Oh, Mama

0
605

Mama_
Mama is creepy, but not fully realized

By Sarah Bohuch

Stop me if you’ve heard this one before: once upon a time two children enter the cold, dark woods, only to experience tragedy when their mother is mysteriously taken from them. After much wandering, they come across a small cottage. It looks abandoned, but in reality it’s not, and neither are the surrounding woods. No, not ringing any bells?

I’m a sucker for a good ghost story, and one seemed to present itself in Andres Muschietti’s Mama. The story itself deals with Victoria and Lily, two sisters who are found in an abandoned cabin in the middle of the woods five years after they went missing from their home. After their rescue (and time at a special clinic) they are taken home by their uncle Lucas (Nikolaj Coster-Waldau of Game of Thrones fame) and his girlfriend Annabel (Jessica Chastain from Zero Dark Thirty). As they all learn to make a new family together, strange things begin to happen around the house, rapidly escalating in both violence and scope. Something, it seems, has followed the girls home from the woods.

The film’s high points are incredible, but these high points take up little screen time. One of the most disturbing moments of the film takes place when the girls are initially found, and it becomes clear that something mysterious has happened to them and they are no longer normal. They skitter around the cabin on all fours, darting from shadow to shadow, seemingly incapable of speech. The only word they do know, which they repeat over and over, is “Mama.”

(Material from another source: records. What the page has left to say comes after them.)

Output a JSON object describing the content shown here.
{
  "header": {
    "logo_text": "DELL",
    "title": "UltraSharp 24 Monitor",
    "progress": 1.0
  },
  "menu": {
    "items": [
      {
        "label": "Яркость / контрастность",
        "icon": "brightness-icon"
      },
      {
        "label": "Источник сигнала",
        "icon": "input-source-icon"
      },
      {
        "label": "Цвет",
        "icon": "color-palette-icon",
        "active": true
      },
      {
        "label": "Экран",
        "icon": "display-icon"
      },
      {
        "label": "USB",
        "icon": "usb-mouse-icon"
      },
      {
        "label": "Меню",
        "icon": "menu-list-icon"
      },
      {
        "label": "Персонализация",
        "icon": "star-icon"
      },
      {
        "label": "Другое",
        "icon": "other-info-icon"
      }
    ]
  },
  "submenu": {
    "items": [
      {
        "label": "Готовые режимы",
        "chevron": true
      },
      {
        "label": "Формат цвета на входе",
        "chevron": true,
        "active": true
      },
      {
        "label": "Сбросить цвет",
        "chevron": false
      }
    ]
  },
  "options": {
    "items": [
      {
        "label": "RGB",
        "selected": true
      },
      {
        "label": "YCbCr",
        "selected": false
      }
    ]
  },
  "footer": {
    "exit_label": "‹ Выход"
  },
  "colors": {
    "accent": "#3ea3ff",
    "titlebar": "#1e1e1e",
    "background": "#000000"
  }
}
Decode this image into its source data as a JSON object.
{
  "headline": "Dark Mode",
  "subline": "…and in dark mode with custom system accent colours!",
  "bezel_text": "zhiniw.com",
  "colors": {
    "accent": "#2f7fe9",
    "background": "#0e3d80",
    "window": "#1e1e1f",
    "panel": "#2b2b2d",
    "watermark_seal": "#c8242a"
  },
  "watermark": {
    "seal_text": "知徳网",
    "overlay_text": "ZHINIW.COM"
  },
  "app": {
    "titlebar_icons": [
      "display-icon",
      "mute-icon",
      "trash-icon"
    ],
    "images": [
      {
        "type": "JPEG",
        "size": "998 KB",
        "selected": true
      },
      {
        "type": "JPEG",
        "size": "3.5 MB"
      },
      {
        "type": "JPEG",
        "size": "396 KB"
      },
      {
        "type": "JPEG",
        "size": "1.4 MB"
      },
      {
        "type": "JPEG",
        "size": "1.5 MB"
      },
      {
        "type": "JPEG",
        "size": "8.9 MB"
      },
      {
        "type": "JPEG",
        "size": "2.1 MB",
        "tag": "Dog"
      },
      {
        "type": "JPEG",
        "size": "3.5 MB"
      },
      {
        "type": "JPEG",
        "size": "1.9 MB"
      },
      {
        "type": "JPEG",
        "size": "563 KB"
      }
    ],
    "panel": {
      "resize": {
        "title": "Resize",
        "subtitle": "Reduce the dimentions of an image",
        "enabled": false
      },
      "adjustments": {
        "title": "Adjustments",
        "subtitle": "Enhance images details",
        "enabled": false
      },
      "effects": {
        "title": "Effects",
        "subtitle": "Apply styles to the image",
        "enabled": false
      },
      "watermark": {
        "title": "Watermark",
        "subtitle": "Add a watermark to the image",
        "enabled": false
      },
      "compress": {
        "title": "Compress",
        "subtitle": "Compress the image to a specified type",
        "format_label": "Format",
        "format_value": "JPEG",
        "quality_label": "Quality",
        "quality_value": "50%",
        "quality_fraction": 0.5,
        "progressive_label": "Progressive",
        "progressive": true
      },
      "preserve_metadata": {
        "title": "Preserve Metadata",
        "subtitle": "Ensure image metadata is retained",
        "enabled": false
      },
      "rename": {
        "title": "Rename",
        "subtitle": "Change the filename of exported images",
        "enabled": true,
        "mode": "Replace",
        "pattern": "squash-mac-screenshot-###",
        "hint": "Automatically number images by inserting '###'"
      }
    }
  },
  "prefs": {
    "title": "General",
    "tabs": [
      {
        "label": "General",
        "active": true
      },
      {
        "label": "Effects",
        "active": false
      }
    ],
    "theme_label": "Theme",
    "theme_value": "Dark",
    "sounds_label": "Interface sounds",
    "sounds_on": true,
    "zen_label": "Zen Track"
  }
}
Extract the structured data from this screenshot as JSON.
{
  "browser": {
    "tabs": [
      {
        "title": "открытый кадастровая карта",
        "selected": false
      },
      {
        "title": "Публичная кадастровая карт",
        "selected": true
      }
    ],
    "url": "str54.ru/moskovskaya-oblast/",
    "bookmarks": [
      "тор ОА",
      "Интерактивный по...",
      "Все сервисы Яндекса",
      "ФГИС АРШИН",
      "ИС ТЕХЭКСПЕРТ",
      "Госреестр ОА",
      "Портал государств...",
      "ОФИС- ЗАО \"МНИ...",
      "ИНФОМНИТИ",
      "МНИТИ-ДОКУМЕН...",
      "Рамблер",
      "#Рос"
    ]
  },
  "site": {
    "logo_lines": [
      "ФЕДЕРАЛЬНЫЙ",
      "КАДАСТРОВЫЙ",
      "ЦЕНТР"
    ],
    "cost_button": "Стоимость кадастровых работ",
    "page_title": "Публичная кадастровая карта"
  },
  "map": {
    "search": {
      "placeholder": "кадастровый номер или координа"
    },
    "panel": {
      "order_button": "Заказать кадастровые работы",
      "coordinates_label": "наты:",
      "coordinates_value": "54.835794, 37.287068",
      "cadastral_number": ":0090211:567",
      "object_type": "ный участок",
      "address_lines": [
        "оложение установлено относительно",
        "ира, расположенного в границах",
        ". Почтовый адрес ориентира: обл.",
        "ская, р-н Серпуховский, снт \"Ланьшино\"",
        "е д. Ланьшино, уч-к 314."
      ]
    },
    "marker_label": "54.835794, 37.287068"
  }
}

The less-than-applause worthy moments, however, stick out sorely. The movie makes efforts to drive home the fact that Annabel is edgy and alternative. One of these scenes is during the first meeting of Annabel with the girls’ shrink. She’s hostile to him for no real reason, and the occasion doesn’t call for it since he is advising on proper care of these two obviously emotionally damaged young girls. This happens again later in the movie when she is discussing visitation rights to the girl’s aunt. The situation is an unhappy and uncomfortable one for all of the characters but yet again she is pointlessly aggressive to a woman whose sister has died and has done nothing to warrant it other then put in a bid for custody when the girls were found (which isn’t so unreasonable, given that these are her sister’s kids). The movie also has a scene in which Annabel is playing with her band, which serves no point other than to drive home the fact that yes, she does play bass in a real band. It does nothing to advance the plot, as if the audience would not believe such assertions about her character otherwise. It got to the point where every time the character did anything that was meant to advance this characterization (like acting like a pointless prick) my cousin and I would laugh to each other and say something to the effect of: “It’s okay. She’s in a rock band.”

The heavy-handed “telling, not showing” became ingratiating, and made it difficult for us to fully immerse ourselves in the world of the film. While the film was certainly very creepy, it wasn’t wholly realized. If you are in the market for a ghost story with disturbed children, atmospheric dark houses, and a terrible mystery in the woods, then I would recommend this one, but if you’re looking for the next Shining, you’d best look elsewhere.